Vulcan Drop Hammers

Bulletin-67A-Drop-Hammer-Diagram
Vulcan drop hammer, shown with the Casgrain style wood block for a hammer cushion. Note the wooden leaders, which were common for drop and air/steam hammers alike until the 1950’s. The Casgrain wood cushion “D” was a teardrop shaped piece of wood (usually oak) which projected out of the top of the driving accessory. An iron band (usually Norway iron) went around the circumference of the top of the block to retard brooming of the cushion material. The Casgrain configuration was also used with the steam hammers in the early years, the band interfacing with the base cone. This eventually yielded to the conical cones with receptacle for cushion material that have characterised Vulcan hammers since.

Although Vulcan is best known for its air/steam hammers, out of necessity as much as anything Vulcan produced a line of drop hammers for most of its history.

Until the advent of “automatic” hammers such as the Warrington-Vulcan hammers, drop hammers were the only way driven piles were installed. Drop hammers were (and still are) the most practical way for small quantities and short lengths of piles to be driven. Vulcan not only produced the drop hammers and driving accessories, but until World War II produced an extensive line of rigs to run them in.

One major disadvantage of the drop hammer was the relationship between the stroke and the ram weight. The light ram and long stroke of many drop hammers made them prone to pile damage, as this testimonial illustrates.

Blaw-Knox-Drop-Hammer
From the most “retro” part of the product line, the shape of things to come: a large (57,260 lb.) drop hammer with its 24,100 lb. pipe cap for driving 72″ pipe piles at the Blaw-Knox foundry in East Chicago, IN. The photo dates from around 1950. Between the hammer and the cap is a Blaw-Knox official, Water Daspit, Vulcan’s treasurer, and Campbell V. “Doc” Adams, Vulcan’s chief engineer. An Australian immigrant, his initials first appeared on a drawing in 1912; his last regular production hammer was the offshore 060 in the late 1960’s. His designs dominated Vulcan’s product line for much of the twentieth century. With this drop hammer, Vulcan’s product line had outgrown its production facility, a problem the company would face once again during the offshore years of the 1960’s and 1970’s. Blaw-Knox would, in fact, play a role there too, manufacturing most of the Vulcan 5150 and 6300 hammers for Vulcan.

2186
A drawing of the cap. Note that the cap is hollowed out, to save weight. These voids are formed by sand “cores” which are placed inside of the main sand mould for the casting. They were common in large Vulcan caps until the late 1960’s, when problems with core “burn-in” (where the sand would be melted and fused into a solid during casting) forced Vulcan to abandon hollowing out its caps. The cushion configuration is also shown, which is very similar to that used in Vulcan’s air/steam hammers.

Bulletin-66G-CoverBy the time Vulcan moved its headquarters to Florida in 1964, Vulcan’s drop hammer production had dwindled, victim to the success of its air/steam hammers (and other automatic competitors) and the fact that smaller facilities could produce the hammers more cheaply.
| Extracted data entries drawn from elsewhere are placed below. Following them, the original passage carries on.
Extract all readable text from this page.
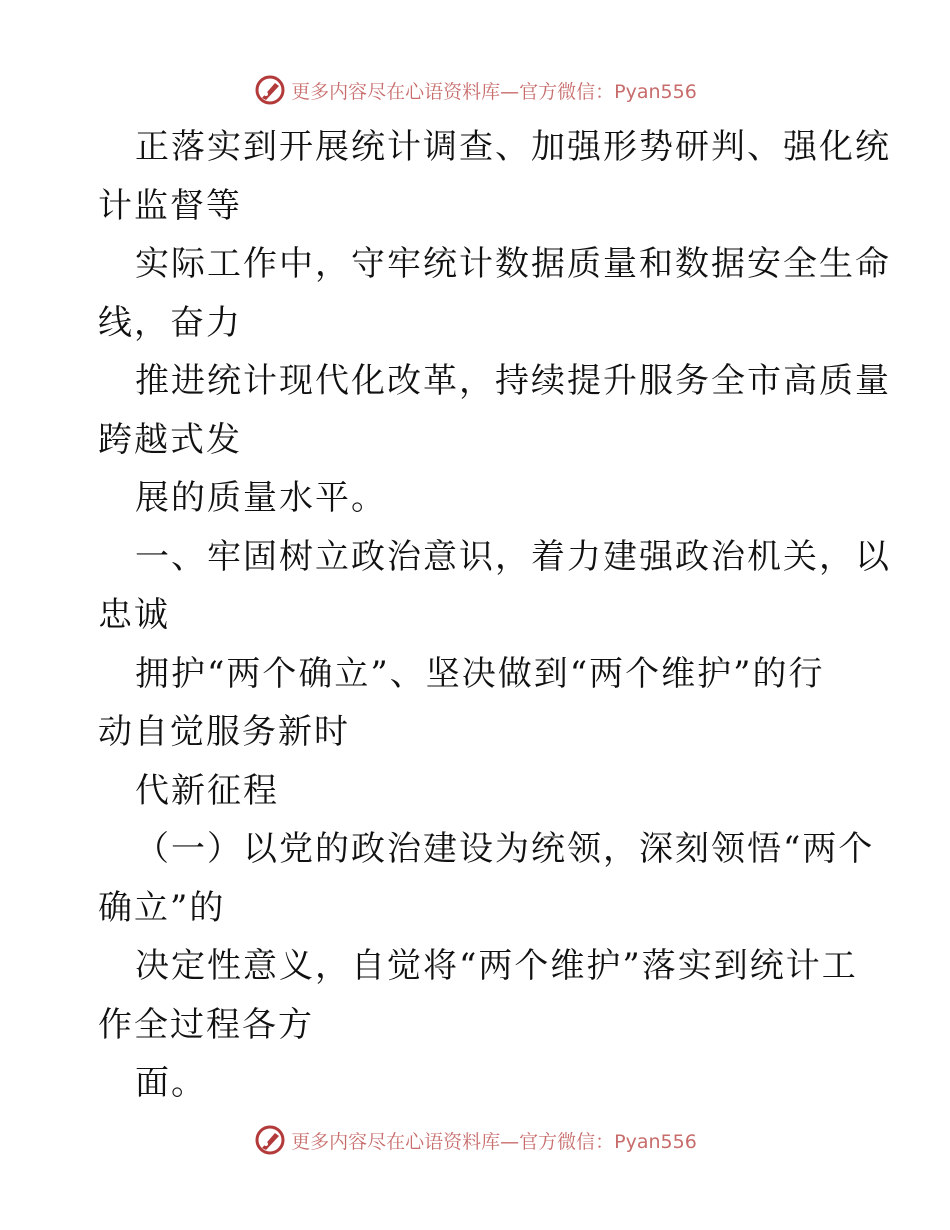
更多内容尽在心语资料库—官方微信：Pyan556
正落实到开展统计调查、加强形势研判、强化统
计监督等
实际工作中，守牢统计数据质量和数据安全生命
线，奋力
推进统计现代化改革，持续提升服务全市高质量
跨越式发
展的质量水平。
一、牢固树立政治意识，着力建强政治机关，以
忠诚
拥护“两个确立”、坚决做到“两个维护”的行
动自觉服务新时
代新征程
（一）以党的政治建设为统领，深刻领悟“两个
确立”的
决定性意义，自觉将“两个维护”落实到统计工
作全过程各方
面。
更多内容尽在心语资料库—官方微信：Pyan556
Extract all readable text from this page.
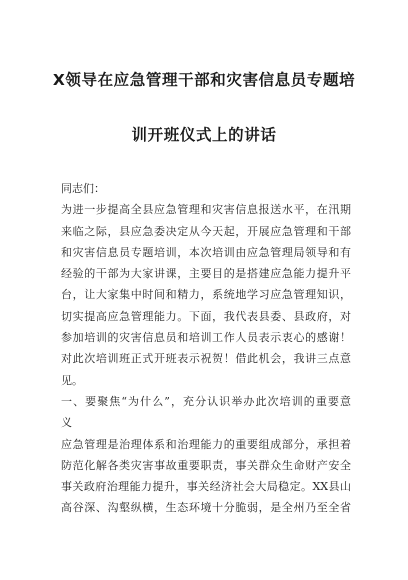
X领导在应急管理干部和灾害信息员专题培
训开班仪式上的讲话
同志们：
为进一步提高全县应急管理和灾害信息报送水平，在汛期
来临之际，县应急委决定从今天起，开展应急管理和干部
和灾害信息员专题培训，本次培训由应急管理局领导和有
经验的干部为大家讲课，主要目的是搭建应急能力提升平
台，让大家集中时间和精力，系统地学习应急管理知识，
切实提高应急管理能力。下面，我代表县委、县政府，对
参加培训的灾害信息员和培训工作人员表示衷心的感谢！
对此次培训班正式开班表示祝贺！借此机会，我讲三点意
见。
一、要聚焦“为什么”，充分认识举办此次培训的重要意
义
应急管理是治理体系和治理能力的重要组成部分，承担着
防范化解各类灾害事故重要职责，事关群众生命财产安全
事关政府治理能力提升，事关经济社会大局稳定。XX县山
高谷深、沟壑纵横，生态环境十分脆弱，是全州乃至全省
Nevertheless Vulcan continued to offer the drop hammers in its line. At the right is the cover for the last bulletin (66-G) advertising the drop hammers, issued late in 1965. You can download a copy of that bulletin by clicking here or on the bulletin cover to the right.

In February 1974 Vulcan discontinued production of the conventional drop hammers.  The last drop type hammers the company produced, however, were hairpin hammers, which are simple pieces of plate with a slot in them for alignment. They are generally used with sheet piling; they are self-aligning and do not require leaders. As was the case with the earlier drop hammers, Vulcan found it nearly impossible to compete with “homemade” hairpin hammers that contractors manufactured for their own use.

Vulcan drop hammers are an interesting sidebar in the history of a company whose main product line contributed greatly to their marginalisation as the mainstay of pile driving equipment.